Ganz wie im Moor selbst die Grenzen zwischen Land und Wasser fließend sind, entziehen sich auch die versammelten Beiträge trotz einer Aufteilung in vier thematisch jeweils etwas unterschiedlich akzentuierte Kapitel oft einer klaren Einordnung: Lyrik und Prosa (so in Alexander Schnickmanns was hier passiert ist glaubt mir wieder keiner), Deutsch und Fremdsprachen (etwa in Patrik Peyns bog people oder in den Namen des Moors von Lee Fu) und manchmal sogar Sprache und bildende Kunst (wie in Merlin Wassermanns fäden, einem Text, der eher durch seine Druckgestalt als durch seinen fragmentierten und kaum entzifferbaren Inhalt wirkt) gehen nahtlos ineinander über. Gemein haben alle jedoch miteinander, dass emotionale Zugänge zum Moor gesucht werden.

Diese Ebene der persönlichen Auseinandersetzung behalten auch die beiden Essays bei, die den Band beschließen.

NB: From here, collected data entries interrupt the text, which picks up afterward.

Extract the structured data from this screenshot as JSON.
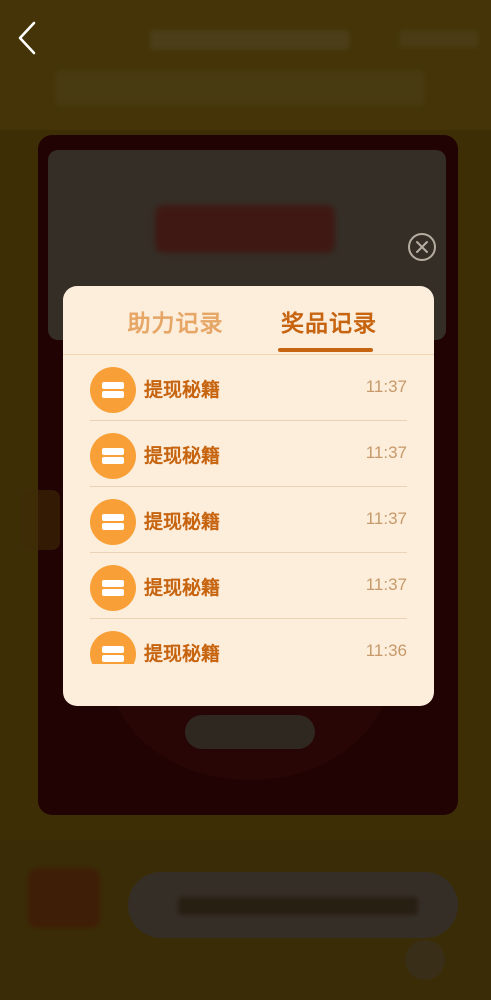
{
  "modal": {
    "tabs": [
      {
        "label": "助力记录",
        "active": false
      },
      {
        "label": "奖品记录",
        "active": true
      }
    ],
    "records": [
      {
        "icon": "coupon-icon",
        "name": "提现秘籍",
        "time": "11:37"
      },
      {
        "icon": "coupon-icon",
        "name": "提现秘籍",
        "time": "11:37"
      },
      {
        "icon": "coupon-icon",
        "name": "提现秘籍",
        "time": "11:37"
      },
      {
        "icon": "coupon-icon",
        "name": "提现秘籍",
        "time": "11:37"
      },
      {
        "icon": "coupon-icon",
        "name": "提现秘籍",
        "time": "11:36"
      }
    ]
  },
  "nav": {
    "back_icon": "chevron-left-icon",
    "close_icon": "close-circle-icon"
  },
  "colors": {
    "accent": "#c66410",
    "inactive_tab": "#e6a666",
    "icon_bg": "#f8a037",
    "modal_bg": "#fdeddb",
    "time_text": "#c69a6a"
  }
}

Amelie Hünnebeck-Wells, Luca Räther und die für ihre Moorforschungen preisgekrönte Franziska Tanneberger nehmen dabei eine naturwissenschaftliche Einordnung vor, die nicht nur interessante Sachinformationen vermittelt, sondern mit ihrer direkten Ansprache des Lesepublikums und ihren Schilderungen eigenen Erlebens die Ebene des subjektiven Eingehens auf das Phänomen Moor konsequent beibehält.

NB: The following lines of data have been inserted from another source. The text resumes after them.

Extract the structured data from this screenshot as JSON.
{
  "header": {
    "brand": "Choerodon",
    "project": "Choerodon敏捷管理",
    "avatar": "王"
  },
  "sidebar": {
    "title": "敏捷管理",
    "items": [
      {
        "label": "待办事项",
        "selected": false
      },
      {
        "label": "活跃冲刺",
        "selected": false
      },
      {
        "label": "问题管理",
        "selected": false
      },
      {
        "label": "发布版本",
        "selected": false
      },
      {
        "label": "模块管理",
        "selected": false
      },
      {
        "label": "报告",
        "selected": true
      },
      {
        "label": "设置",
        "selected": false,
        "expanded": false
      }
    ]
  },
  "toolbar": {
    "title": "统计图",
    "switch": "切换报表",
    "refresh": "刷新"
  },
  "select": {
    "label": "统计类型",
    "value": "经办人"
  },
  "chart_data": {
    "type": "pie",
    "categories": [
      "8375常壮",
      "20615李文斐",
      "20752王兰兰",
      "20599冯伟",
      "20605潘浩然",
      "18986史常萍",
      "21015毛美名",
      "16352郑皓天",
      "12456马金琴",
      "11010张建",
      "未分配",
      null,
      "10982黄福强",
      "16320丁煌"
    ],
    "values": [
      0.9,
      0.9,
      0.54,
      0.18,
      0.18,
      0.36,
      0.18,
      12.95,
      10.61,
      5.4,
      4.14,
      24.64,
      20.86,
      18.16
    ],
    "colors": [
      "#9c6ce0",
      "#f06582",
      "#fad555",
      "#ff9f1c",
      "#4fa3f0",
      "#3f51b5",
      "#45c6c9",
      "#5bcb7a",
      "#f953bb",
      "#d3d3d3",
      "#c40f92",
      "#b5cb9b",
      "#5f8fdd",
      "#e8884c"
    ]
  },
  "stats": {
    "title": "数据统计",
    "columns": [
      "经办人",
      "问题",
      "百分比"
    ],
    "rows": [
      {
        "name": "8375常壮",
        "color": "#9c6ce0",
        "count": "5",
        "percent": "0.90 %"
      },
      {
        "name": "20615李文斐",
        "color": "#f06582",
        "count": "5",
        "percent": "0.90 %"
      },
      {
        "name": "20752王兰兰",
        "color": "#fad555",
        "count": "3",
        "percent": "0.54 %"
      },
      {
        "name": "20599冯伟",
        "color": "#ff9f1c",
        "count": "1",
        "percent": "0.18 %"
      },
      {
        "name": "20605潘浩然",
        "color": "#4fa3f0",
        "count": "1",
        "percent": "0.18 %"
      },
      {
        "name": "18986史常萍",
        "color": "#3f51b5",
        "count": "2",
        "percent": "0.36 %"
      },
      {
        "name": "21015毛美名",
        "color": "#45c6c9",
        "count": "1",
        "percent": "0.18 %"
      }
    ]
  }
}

Swantje Furtak dagegen, eigentlich ebenfalls Naturwissenschaftlerin, sucht in ihrem Beitrag, der die Texte des Buchs in Beziehung zum kulturhistorischen Kontext des Themas Moor setzt, magisch-realistisch Moorgeister, und das nicht ohne Grund, greift ihre Sicht doch einen Gedanken auf, der einem schon im Gedicht nutzland von Dirk Röse früher im Band begegnet ist: Auch das allmählich an Kraft gewinnende neue Bild des Moors als schützenswerter Lebensraum, CO2-Speicher und möglicher Retter aus der Klimakrise entspricht immer noch in hohem Maße der seit der Aufklärung vorherrschenden, von Nützlichkeitserwägungen und einem menschlichen Überlegenheitsgestus geprägten Herangehensweise an die Natur. Ein wirkliches Umdenken, so beginnt man hier zu ahnen, würde bedeuten, wieder einen anderen Respekt vor dem Moor zu entwickeln, mithin den als Versinnbildlichung vom Menschen nicht durchschau- und beherrschbarer Kräfte zu verstehenden Moorgeistern wieder Raum zu geben.

So hat man am Ende seiner Lektüre im besten Fall nicht nur einen neuen Blick auf das Moor selbst entwickelt, sondern sieht auch die vermeintlichen Schauergeschichten darüber mit anderen Augen: nicht mehr als reine Verdammung des Moores, sondern auch als Ausdruck einer gewissen und durchaus notwendigen Ehrfurcht vor dem, was die Menschheit zu lange nur ihrem Willen zu unterwerfen versucht hat.

Joana van de Löcht, Niels Penke, Jonas Stuck (Hrsg.): Moorgeflüster. Ein lyrischer Bildband. München, oekom verlag, 2026, 240 Seiten.